The right to be informed, the other facet of the right to express oneself, also suffers restrictions on our continent. The principal constraints are the obstacles to access to information generated or controlled by the State. In many States in our region a culture of secrecy and lack of transparency reigns. It appears that public institutions are not organized structurally to be able to implement the citizens’ right to information. Public officials tend to manage all information as secret and, in general, citizens are unaware of their right to be informed of the actions of those who govern them and those who represent them.

A couple of years ago, the Inter-American Court of Human Rights issued, for the first time, a judgment in which it recognized that access to information forms part of the right to freedom of expression.

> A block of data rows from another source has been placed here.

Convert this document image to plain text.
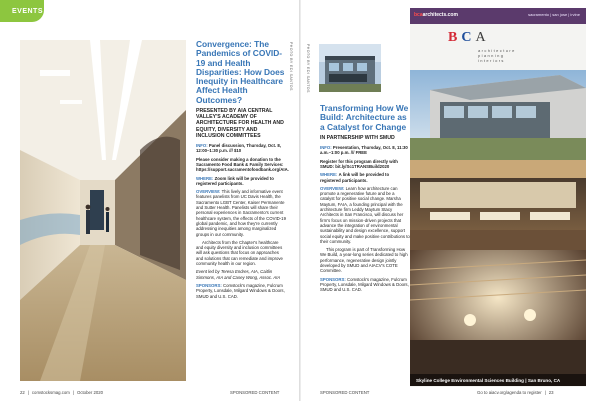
EVENTS
PHOTO BY EDI SANTOS
Convergence: The Pandemics of COVID-19 and Health Disparities: How Does Inequity in Healthcare Affect Health Outcomes?
PRESENTED BY AIA CENTRAL VALLEY'S ACADEMY OF ARCHITECTURE FOR HEALTH AND EQUITY, DIVERSITY AND INCLUSION COMMITTEES

INFO: Panel discussion, Thursday, Oct. 8, 12:00–1:30 p.m. /// $10

Please consider making a donation to the Sacramento Food Bank & Family Services: https://support.sacramentofoodbank.org/AIA.

WHERE: Zoom link will be provided to registered participants.

OVERVIEW: This lively and informative event features panelists from UC Davis Health, the Sacramento LGBT Center, Kaiser Permanente and Sutter Health. Panelists will share their personal experiences in Sacramento's current healthcare system, the effects of the COVID-19 global pandemic, and how they're currently addressing inequities among marginalized groups in our community.

Architects from the Chapter's healthcare and equity diversity and inclusion committees will ask questions that focus on approaches and solutions that can remediate and improve community health in our region.

Event led by Teresa Endres, AIA, Caitlin Simmons, AIA and Casey Wong, Assoc. AIA

SPONSORS: Comstock's magazine, Fulcrum Property, Lonsdale, Milgard Windows & Doors, SMUD and U.S. CAD.

22 | comstocksmag.com | October 2020	SPONSORED CONTENT
PHOTO BY EDI SANTOS
Transforming How We Build: Architecture as a Catalyst for Change
IN PARTNERSHIP WITH SMUD

INFO: Presentation, Thursday, Oct. 8, 11:30 a.m.–1:00 p.m. /// FREE

Register for this program directly with SMUD: bit.ly/Sc1TRANSBuild2020

WHERE: A link will be provided to registered participants.

OVERVIEW: Learn how architecture can promote a regenerative future and be a catalyst for positive social change. Marsha Maytum, FAIA, a founding principal with the architecture firm Leddy Maytum Stacy Architects in San Francisco, will discuss her firm's focus on mission-driven projects that advance the integration of environmental sustainability and design excellence, support social equity and make positive contributions to their community.

This program is part of Transforming How We Build, a year-long series dedicated to high performance, regenerative design jointly developed by SMUD and AIACV's COTE Committee.

SPONSORS: Comstock's magazine, Fulcrum Property, Lonsdale, Milgard Windows & Doors, SMUD and U.S. CAD.

bcaarchitects.com	sacramento | san jose | irvine
BCA
architecture
planning
interiors
Skyline College Environmental Sciences Building | San Bruno, CA
SPONSORED CONTENT	Go to aiacv.org/agenda to register | 23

The judgment referred to important principles on this matter that should be incorporated into the law; they included: maximum dissemination; obligation of the States to be governed by the principles of publicity and transparency in the management of public affairs so that the people could exercise democratic control over them; existence of a positive obligation of the State to provide the information that is requested of it; obligation of the States not to require from those requesting information that they prove a direct interest in it, and obligation of the States to provide a founded response in those situation in which it may limit access to the information requested.

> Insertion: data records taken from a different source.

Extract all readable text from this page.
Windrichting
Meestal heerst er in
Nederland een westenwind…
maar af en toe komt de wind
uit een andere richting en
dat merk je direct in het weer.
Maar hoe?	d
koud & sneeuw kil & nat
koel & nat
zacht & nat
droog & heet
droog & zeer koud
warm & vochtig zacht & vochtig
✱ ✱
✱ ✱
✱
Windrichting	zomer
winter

I can say, as a conclusion to this brief overview of the actual characteristics of freedom of expression on our continent, that although we have made considerable progress over recent years – because we have also advanced significantly towards the consolidation of democracy – we cannot feel proud of what we have achieved yet. Because we have to admit that there is still much more to be done.

Evidently we have a major challenge before us, but it is a magnificent challenge and, above all, a challenge in which we can succeed if we undertake the task together – communicators, Governments and civil society. And, above all, if we undertake this effort with the conviction that it is only through the free expression and circulation of ideas that we can construct a free society; that only through open discussion and information without barriers will it be possible to find answers to our most crucial problems, create consensuses, allow growth to benefit all, exercise social justice and make progress towards achieving equality.

An important part of the effort, perhaps the most important, falls on those who have assumed the noble task of communicating. Hence, I wish all the members of the Inter-American Association of Broadcasters every success in their permanent effort to make freedom of expression a daily practice in our societies.